Here is what Danny tweeted:
That leads to headline-oriented searches. As I said before, that’s super common among authors. I used to do it all the time, myself. But headline searches contain typically contain a lot of terms, so our systems shift to return pages that have those terms…
— Danny Sullivan (@dannysullivan) January 18, 2022
As I mentioned above, there is a search intent behind searching for headlines. It may be that Google hasn’t recognized “headline-oriented searches” as a search intent that the algorithm should be aware of.

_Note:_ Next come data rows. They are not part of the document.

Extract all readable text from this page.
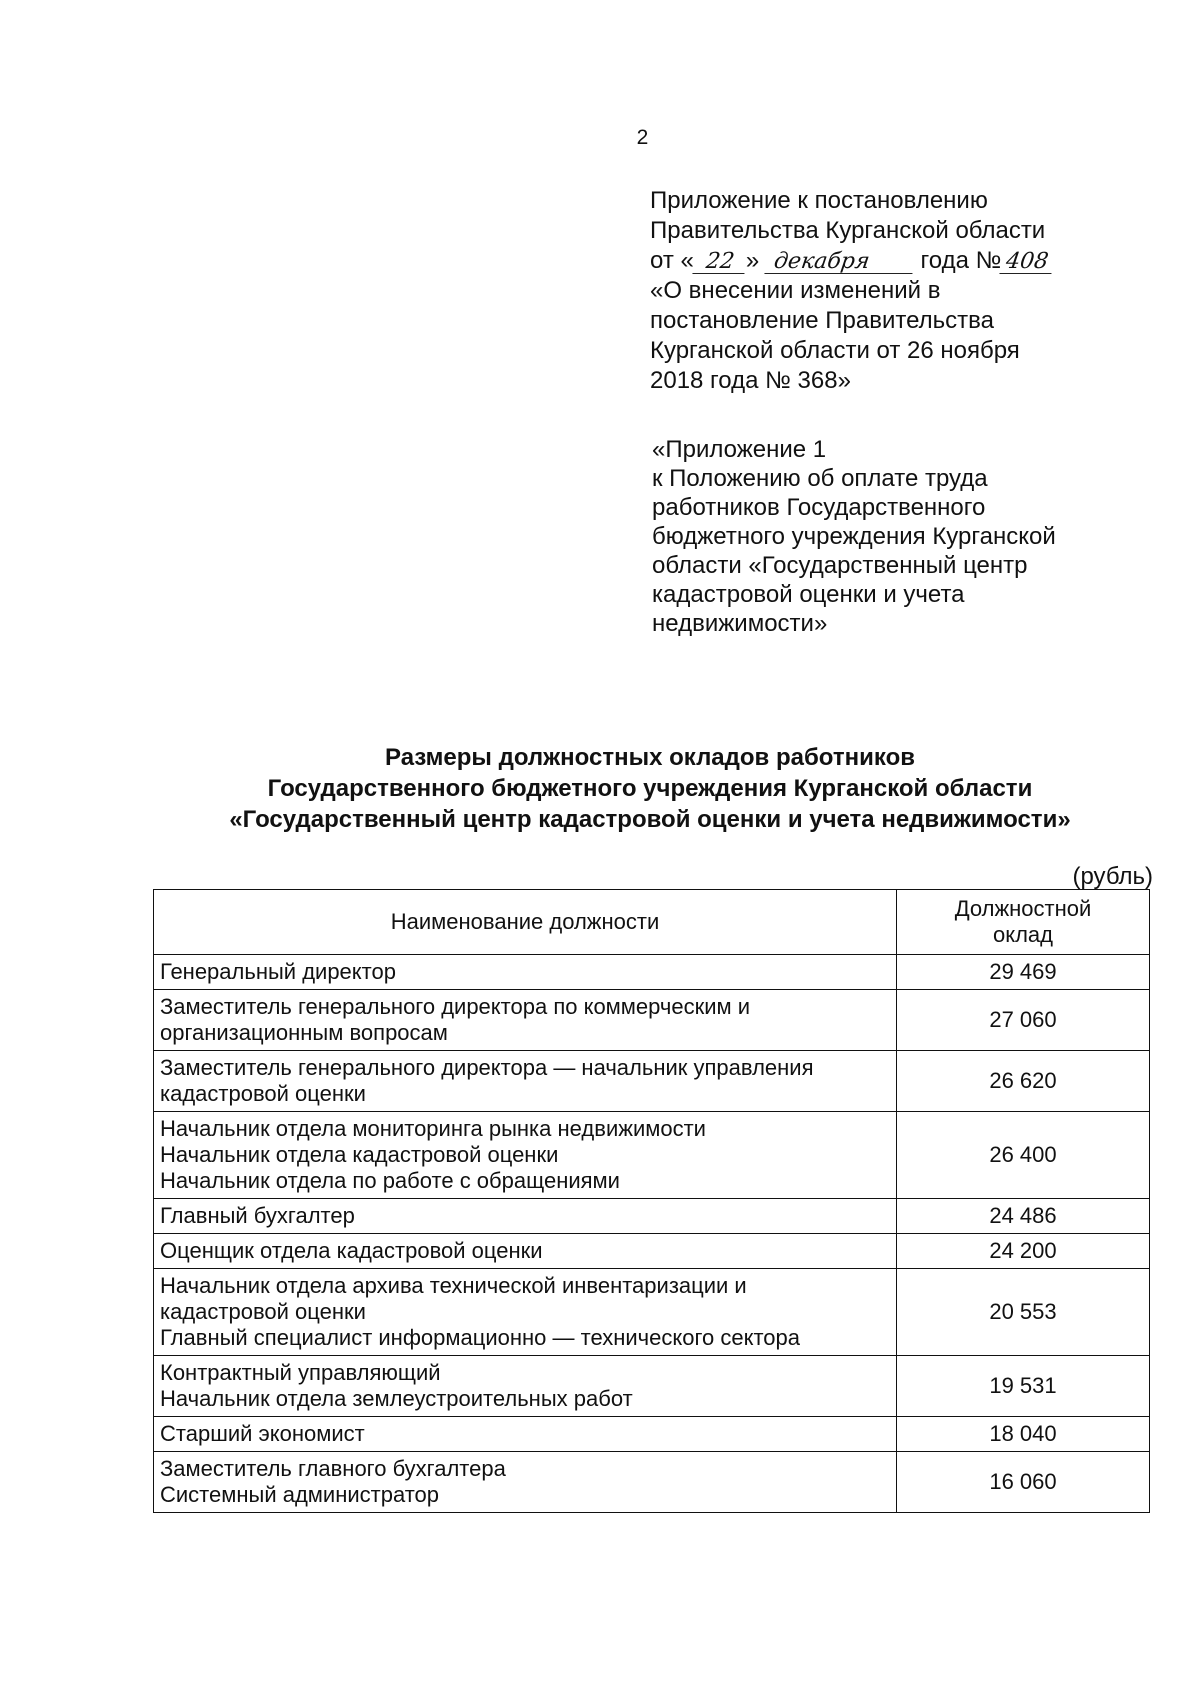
2

Приложение к постановлению

Правительства Курганской области

от « 22 » декабря года № 408

«О внесении изменений в

постановление Правительства

Курганской области от 26 ноября

2018 года № 368»

«Приложение 1

к Положению об оплате труда

работников Государственного

бюджетного учреждения Курганской

области «Государственный центр

кадастровой оценки и учета

недвижимости»

Размеры должностных окладов работников
Государственного бюджетного учреждения Курганской области
«Государственный центр кадастровой оценки и учета недвижимости»
(рубль)
Наименование должности	Должностной
оклад

Генеральный директор	29 469

Заместитель генерального директора по коммерческим и
организационным вопросам	27 060

Заместитель генерального директора — начальник управления
кадастровой оценки	26 620

Начальник отдела мониторинга рынка недвижимости
Начальник отдела кадастровой оценки
Начальник отдела по работе с обращениями	26 400

Главный бухгалтер	24 486

Оценщик отдела кадастровой оценки	24 200

Начальник отдела архива технической инвентаризации и
кадастровой оценки
Главный специалист информационно — технического сектора	20 553

Контрактный управляющий
Начальник отдела землеустроительных работ	19 531

Старший экономист	18 040

Заместитель главного бухгалтера
Системный администратор	16 060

Danny continued his answer:
This means authors are more likely to find duplicates, even though for typical searches that readers would do, these are unlikely to appear. But our deduplication feature may still kick in even for these, as was happening in this case….
— Danny Sullivan (@dannysullivan) January 18, 2022
As I said, deduplication can be helpful. But we also understand the concern this might be raising. We’ve been doing this with Top Stories since last May, but we’re going to revisit this to see if we should continue or perhaps make other changes.
— Danny Sullivan (@dannysullivan) January 18, 2022
Also, I’m still checking, but I believe this deduplication is especially unique in that it only happens with Top Stories if there’s a single story shown or perhaps only for the very first story shown.
— Danny Sullivan (@dannysullivan) January 18, 2022
Just to cap off with the further clarification I promised, we deduplicate a link from web results if a link appears as the first link in Top Stories and if the Top Stories box appears before web results. If it comes after, we don’t. And again, it’s something we’re reviewing.
— Danny Sullivan (@dannysullivan) January 19, 2022
News Articles and Deduplication
Deduplication is when Google attempts stop one article from ranking twice in the search results. Danny Sullivan stated that the reason an article might not appear in the regular search results is if it is already ranking in the Top Stories and if that Top Stories ranks at the top of the page.
So the question is, is this a situation where a web page should rank twice, because a user might want to see the original article at the top of the search results, even if it’s already in the Top Stories section?
Once the Top Stories section disappears the news article should rank at the top of the search results.
Content is Top Ranked After Top Stories is Gone
And that, as can be seen in the above screenshot, is what is happening right now.
This is an interesting question where Google has to decide what is fair for the publisher and what is useful for the searcher.